Words Can Harm or Help

Don’t get me wrong. I love words. Sometimes words feel like the inhalations and exhalations that mark the flowing stream of life. The time each day when I pause long enough to notice the rhythms of my breathing is when I am sitting in the sunroom before dawn. During that hour or so of reading and pondering—always breathing whether I notice it or not—I am most likely to write something about how it feels to be alive. That is when an insight may capture my attention enough that I will lay a book down–because I don’t want to forget a feeling that flits through my mind like a firefly circling a garden.

My wife’s mother died last week, taking her last breath on a final evening, just short of 95 years. She hadn’t eaten or drunk anything for days beforehand. When we saw her the day before, she didn’t seem to be aware that we were sitting on either side of her bed. There were none of the outward signs that she was aware of her environment or heard the few things we said to her. Of course, what I thought of as the environment in which the three of us were joined in that room may not have been the one in which she may have been fully present—no longer viewing her experience through the cognitive apparatus that had been progressively failing her for more than a decade.
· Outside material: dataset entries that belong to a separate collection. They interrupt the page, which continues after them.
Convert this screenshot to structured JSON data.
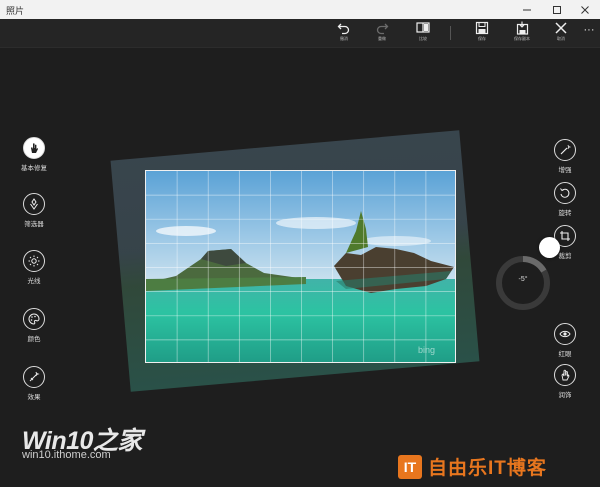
{
  "window": {
    "title": "照片",
    "controls": [
      "minimize",
      "maximize",
      "close"
    ]
  },
  "toolbar": {
    "undo": "撤消",
    "redo": "重做",
    "compare": "比较",
    "save": "保存",
    "save_copy": "保存副本",
    "cancel": "取消",
    "more": "···"
  },
  "left_tools": [
    {
      "label": "基本修复",
      "icon": "hand-icon",
      "active": true
    },
    {
      "label": "筛选器",
      "icon": "filter-icon",
      "active": false
    },
    {
      "label": "光线",
      "icon": "sun-icon",
      "active": false
    },
    {
      "label": "颜色",
      "icon": "palette-icon",
      "active": false
    },
    {
      "label": "效果",
      "icon": "effects-icon",
      "active": false
    }
  ],
  "right_tools": [
    {
      "label": "增强",
      "icon": "wand-icon"
    },
    {
      "label": "旋转",
      "icon": "rotate-icon"
    },
    {
      "label": "裁剪",
      "icon": "crop-icon"
    },
    {
      "label": "红眼",
      "icon": "eye-icon"
    },
    {
      "label": "润饰",
      "icon": "retouch-icon"
    }
  ],
  "rotation": {
    "value": "-5°",
    "degrees": -5
  },
  "photo": {
    "watermark": "bing",
    "colors": {
      "sky": "#7fb6dd",
      "sea": "#2fbfa0",
      "rock": "#4a4030"
    }
  },
  "watermarks": {
    "logo": "Win10之家",
    "url": "win10.ithome.com",
    "brand_icon": "IT",
    "brand": "自由乐IT博客"
  }
}
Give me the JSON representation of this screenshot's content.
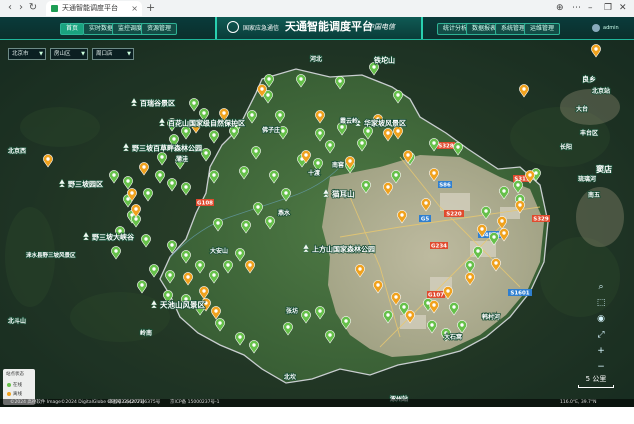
{
  "browser": {
    "tab_title": "天通智能调度平台",
    "tab_close": "×",
    "new_tab": "+",
    "controls": {
      "back": "‹",
      "forward": "›",
      "reload": "↻",
      "home": "⌂",
      "minimize": "–",
      "restore": "❐",
      "close": "✕",
      "globe": "⊕",
      "more": "⋯"
    }
  },
  "header": {
    "org_name": "国家应急通信",
    "title": "天通智能调度平台",
    "telecom": "中国电信",
    "nav_left": [
      "首页",
      "实时数据",
      "监控调度",
      "资源管理"
    ],
    "nav_right": [
      "统计分析",
      "数据报表",
      "系统管理",
      "运维管理"
    ],
    "user": "admin"
  },
  "filters": [
    {
      "value": "北京市"
    },
    {
      "value": "房山区"
    },
    {
      "value": "周口店"
    }
  ],
  "colors": {
    "station_green": "#66c04a",
    "station_orange": "#f0a21e",
    "boundary": "#c9ced0"
  },
  "map": {
    "places": [
      {
        "name": "百瑞谷景区"
      },
      {
        "name": "百花山国家级自然保护区"
      },
      {
        "name": "野三坡百草畔森林公园"
      },
      {
        "name": "野三坡园区"
      },
      {
        "name": "野三坡大峡谷"
      },
      {
        "name": "涞水县野三坡风景区"
      },
      {
        "name": "天池山风景区"
      },
      {
        "name": "上方山国家森林公园"
      },
      {
        "name": "猫耳山"
      },
      {
        "name": "华家坡风景区"
      },
      {
        "name": "铁坨山"
      },
      {
        "name": "霞云岭"
      },
      {
        "name": "佛子庄"
      },
      {
        "name": "南窖"
      },
      {
        "name": "燕水"
      },
      {
        "name": "蒲洼"
      },
      {
        "name": "十渡"
      },
      {
        "name": "张坊"
      },
      {
        "name": "大石窝"
      },
      {
        "name": "河北"
      },
      {
        "name": "大安山"
      },
      {
        "name": "韩村河"
      },
      {
        "name": "良乡"
      },
      {
        "name": "琉璃河"
      },
      {
        "name": "窦店"
      },
      {
        "name": "南五"
      },
      {
        "name": "长阳"
      },
      {
        "name": "北斗山"
      },
      {
        "name": "大台"
      },
      {
        "name": "北京站"
      },
      {
        "name": "丰台区"
      },
      {
        "name": "北京西"
      },
      {
        "name": "岭南"
      },
      {
        "name": "北坎"
      },
      {
        "name": "涿州站"
      }
    ],
    "roads": [
      "G5",
      "G4501",
      "G107",
      "G108",
      "G234",
      "S328",
      "S220",
      "S311",
      "S329",
      "S1601",
      "S86"
    ]
  },
  "legend": {
    "title": "站点状态",
    "items": [
      {
        "label": "在线"
      },
      {
        "label": "离线"
      }
    ]
  },
  "scale": {
    "label": "5 公里"
  },
  "tools": [
    "search-tool",
    "area-select-tool",
    "layer-tool",
    "fullscreen-tool",
    "zoom-in-tool",
    "zoom-out-tool"
  ],
  "footer": {
    "left": "©2024 高德软件 Image©2024 DigitalGlobe GS(2023)4277号",
    "center1": "审图号 GS(2021)6375号",
    "center2": "京ICP备 15000237号-1",
    "right": "116.0°E, 39.7°N"
  }
}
Words can be like waves that lap against a shoreline, registering some distant event: the passing of a boat midstream, or wind dipping down from above and skimming the surface like a gull in search of supper. Words cycle in our minds like water circulating in our blood stream. They are the foundation of our thinking like earth giving stability to our bones and muscles. Coming and going as we listen and speak, words are like the breath that carries oxygen to every cell and expels the processed carbon in the sigh of each outbreath. Like the warm energy of our metabolism, processing all we consume, language digests, with or without our attention, our daily bread of thought and feeling.

Words take on the faces of the elements that make up our embodiment: steady, fiery, spacious, circulating, moving in and out of consciousness. In turn inflammatory, grounding, inspiring or dispirited, we announce who we are in how we speak. In the process, we may see that we are not who we wish we were. Sometimes our words fly into the sky in search of an ineffable presence that passes by like wind in the branches of our minds. Sometimes our words are like stones tossed into the surface of a lake which sink, irretrievably, never to be recalled, leaving on the surface the upended paper boats of our intentions that continue to float across the surface of our life.

As time flows on and the ripples subside, running their course, those ripples can feed into time and generate the life-giving energy we need. But only if we hear them and take responsibility for the bridge that speech builds between our intentions and our actions.

Earth, air, water, fire and space; those are the elements that intermingle and collaborate to provide us a home and to reveal a field outside our door. Without our home, who would we be? Without a world to explore, who could we become?